Combined milrinone and enteral metoprolol therapy in patients with septic myocardial depression

Abstract

Introduction: The multifactorial etiology of septic cardiomyopathy is not fully elucidated. Recently, high catecholamine levels have been suggested to contribute to impaired myocardial function.

Methods: This retrospective analysis summarizes our preliminary clinical experience with the combined use of milrinone and enteral metoprolol therapy in 40 patients with septic shock and cardiac depression. Patients with other causes of shock or cardiac failure, patients with beta-blocker therapy initiated more than 48 hours after shock onset, and patients with pre-existent decompensated congestive heart failure were excluded. In all study patients, beta blockers were initiated only after stabilization of cardiovascular function (17.7 +/- 15.5 hours after shock onset or intensive care unit admission) in order to decrease the heart rate to less than 95 beats per minute (bpm). Hemodynamic data and laboratory parameters were extracted from medical charts and documented before and 6, 12, 24, 48, 72, and 96 hours after the first metoprolol dosage. Adverse cardiovascular events were documented. Descriptive statistical methods and a linear mixed-effects model were used for statistical analysis.

Results: Heart rate control (65 to 95 bpm) was achieved in 97.5% of patients (n = 39) within 12.2 +/- 12.4 hours. Heart rate, central venous pressure, and norepinephrine, arginine vasopressin, and milrinone dosages decreased (all P < 0.001). Cardiac index and cardiac power index remained unchanged whereas stroke volume index increased (P = 0.002). In two patients (5%), metoprolol was discontinued because of asymptomatic bradycardia. Norepinephrine and milrinone dosages were increased in nine (22.5%) and six (15%) patients, respectively. pH increased (P < 0.001) whereas arterial lactate (P < 0.001), serum C-reactive protein (P = 0.001), and creatinine (P = 0.02) levels decreased during the observation period. Twenty-eight-day mortality was 33%.
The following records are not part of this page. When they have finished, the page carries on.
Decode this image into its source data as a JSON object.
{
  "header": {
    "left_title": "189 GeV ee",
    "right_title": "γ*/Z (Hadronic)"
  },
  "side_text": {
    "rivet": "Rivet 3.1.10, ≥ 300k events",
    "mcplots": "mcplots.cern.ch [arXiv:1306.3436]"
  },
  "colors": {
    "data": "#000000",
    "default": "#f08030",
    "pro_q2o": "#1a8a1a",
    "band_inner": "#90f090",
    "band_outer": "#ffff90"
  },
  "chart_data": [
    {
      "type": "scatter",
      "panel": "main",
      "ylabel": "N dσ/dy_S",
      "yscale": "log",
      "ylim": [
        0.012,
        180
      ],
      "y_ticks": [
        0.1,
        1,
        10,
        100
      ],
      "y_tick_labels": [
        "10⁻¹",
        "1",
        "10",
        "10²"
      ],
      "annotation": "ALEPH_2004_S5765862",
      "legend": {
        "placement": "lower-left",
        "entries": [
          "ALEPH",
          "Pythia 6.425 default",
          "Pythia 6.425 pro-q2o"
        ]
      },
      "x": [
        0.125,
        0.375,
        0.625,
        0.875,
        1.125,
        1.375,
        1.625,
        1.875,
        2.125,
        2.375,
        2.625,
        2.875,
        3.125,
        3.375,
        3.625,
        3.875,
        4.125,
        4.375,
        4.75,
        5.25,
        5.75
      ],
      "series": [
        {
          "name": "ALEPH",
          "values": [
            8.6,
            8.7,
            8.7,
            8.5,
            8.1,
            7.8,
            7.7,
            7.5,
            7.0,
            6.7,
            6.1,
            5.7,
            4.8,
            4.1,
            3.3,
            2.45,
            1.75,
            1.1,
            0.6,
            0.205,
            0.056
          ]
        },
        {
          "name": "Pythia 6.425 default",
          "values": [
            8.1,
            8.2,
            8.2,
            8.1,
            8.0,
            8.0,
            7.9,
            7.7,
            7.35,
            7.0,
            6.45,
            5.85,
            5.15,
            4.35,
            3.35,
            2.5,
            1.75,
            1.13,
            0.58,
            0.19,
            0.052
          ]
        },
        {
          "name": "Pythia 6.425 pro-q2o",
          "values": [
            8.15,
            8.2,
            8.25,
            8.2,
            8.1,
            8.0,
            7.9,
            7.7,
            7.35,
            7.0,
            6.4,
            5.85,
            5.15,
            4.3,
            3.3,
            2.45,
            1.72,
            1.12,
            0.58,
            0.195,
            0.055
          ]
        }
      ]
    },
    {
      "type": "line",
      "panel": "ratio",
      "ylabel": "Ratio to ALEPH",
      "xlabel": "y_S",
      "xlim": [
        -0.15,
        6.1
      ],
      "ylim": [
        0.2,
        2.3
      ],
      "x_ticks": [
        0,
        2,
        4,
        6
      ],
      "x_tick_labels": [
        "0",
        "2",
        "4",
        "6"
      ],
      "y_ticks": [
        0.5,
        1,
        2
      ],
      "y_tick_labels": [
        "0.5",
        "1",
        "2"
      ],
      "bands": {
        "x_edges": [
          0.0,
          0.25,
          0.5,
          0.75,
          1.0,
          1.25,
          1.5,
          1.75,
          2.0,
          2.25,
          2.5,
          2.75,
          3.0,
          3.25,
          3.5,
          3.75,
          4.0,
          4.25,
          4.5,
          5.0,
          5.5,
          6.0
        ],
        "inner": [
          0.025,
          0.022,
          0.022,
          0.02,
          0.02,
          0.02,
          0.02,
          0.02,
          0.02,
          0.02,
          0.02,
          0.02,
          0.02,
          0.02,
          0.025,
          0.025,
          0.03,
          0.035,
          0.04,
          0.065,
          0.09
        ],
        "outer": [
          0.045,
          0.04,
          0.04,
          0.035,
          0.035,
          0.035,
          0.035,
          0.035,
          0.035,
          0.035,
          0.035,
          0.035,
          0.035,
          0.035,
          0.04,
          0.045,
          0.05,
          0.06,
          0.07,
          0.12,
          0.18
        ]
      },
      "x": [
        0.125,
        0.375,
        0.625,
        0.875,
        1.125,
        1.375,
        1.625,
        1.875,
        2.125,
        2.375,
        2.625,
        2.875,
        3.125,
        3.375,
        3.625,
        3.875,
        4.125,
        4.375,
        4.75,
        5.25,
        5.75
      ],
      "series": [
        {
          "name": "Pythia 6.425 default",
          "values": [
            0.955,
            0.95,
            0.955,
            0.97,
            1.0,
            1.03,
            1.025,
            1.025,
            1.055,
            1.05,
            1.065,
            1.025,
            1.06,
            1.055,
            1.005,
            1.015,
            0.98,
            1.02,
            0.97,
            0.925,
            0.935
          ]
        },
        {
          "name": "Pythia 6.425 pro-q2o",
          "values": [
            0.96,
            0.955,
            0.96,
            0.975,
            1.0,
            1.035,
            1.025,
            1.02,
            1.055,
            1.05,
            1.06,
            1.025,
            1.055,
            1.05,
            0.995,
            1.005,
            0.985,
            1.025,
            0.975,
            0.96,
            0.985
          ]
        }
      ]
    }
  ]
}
Conclusion: Low doses of enteral metoprolol in combination with phosphodiesterase inhibitors are feasible in patients with septic shock and cardiac depression but no overt heart failure. Future prospective controlled trials on the use of beta blockers for septic cardiomyopathy and their influence on proinflammatory cytokines are warranted.

Figure 1

Institutional hemodynamic protocol. *Fluid resuscitation using crystalloids to cover basal fluid demands (~30 mL/kg per day) and colloids for further fluid loading (guided by responses in stroke volume and cardiac index, arterial and central venous pressure, heart rate, and clinical signs). Colloids hydroxyethyl starch (molecular weight, 130.000; Voluven^® 130/0.4; Fresenius Kabi, Graz, Austria) with a dose limitation of 30 mL/kg per day based on the manufacturer's instructions and gelatine (molecular weight, 22.600; Gelofusin^®; B. Braun, Melsungen, Germany) without a dose limitation were used. ^#New-onset tachyarrhythmias, progressive tachycardia of greater than 110 beats per minute despite adequate fluid resuscitation, pulmonary arterial hypertension with new signs of right heart dysfunction, new-onset hyperglycemia (blood sugar of greater than 130 mg/dL) resistant to insulin dosages of greater than 5 IU/hour, new increase in troponin serum concentrations, or progressive deterioration of diastolic or systolic ventricular function. CI, cardiac index; MAP, mean arterial blood pressure; NE, norepinephrine; RBC, red blood cell; ScvO₂, central venous oxygen saturation.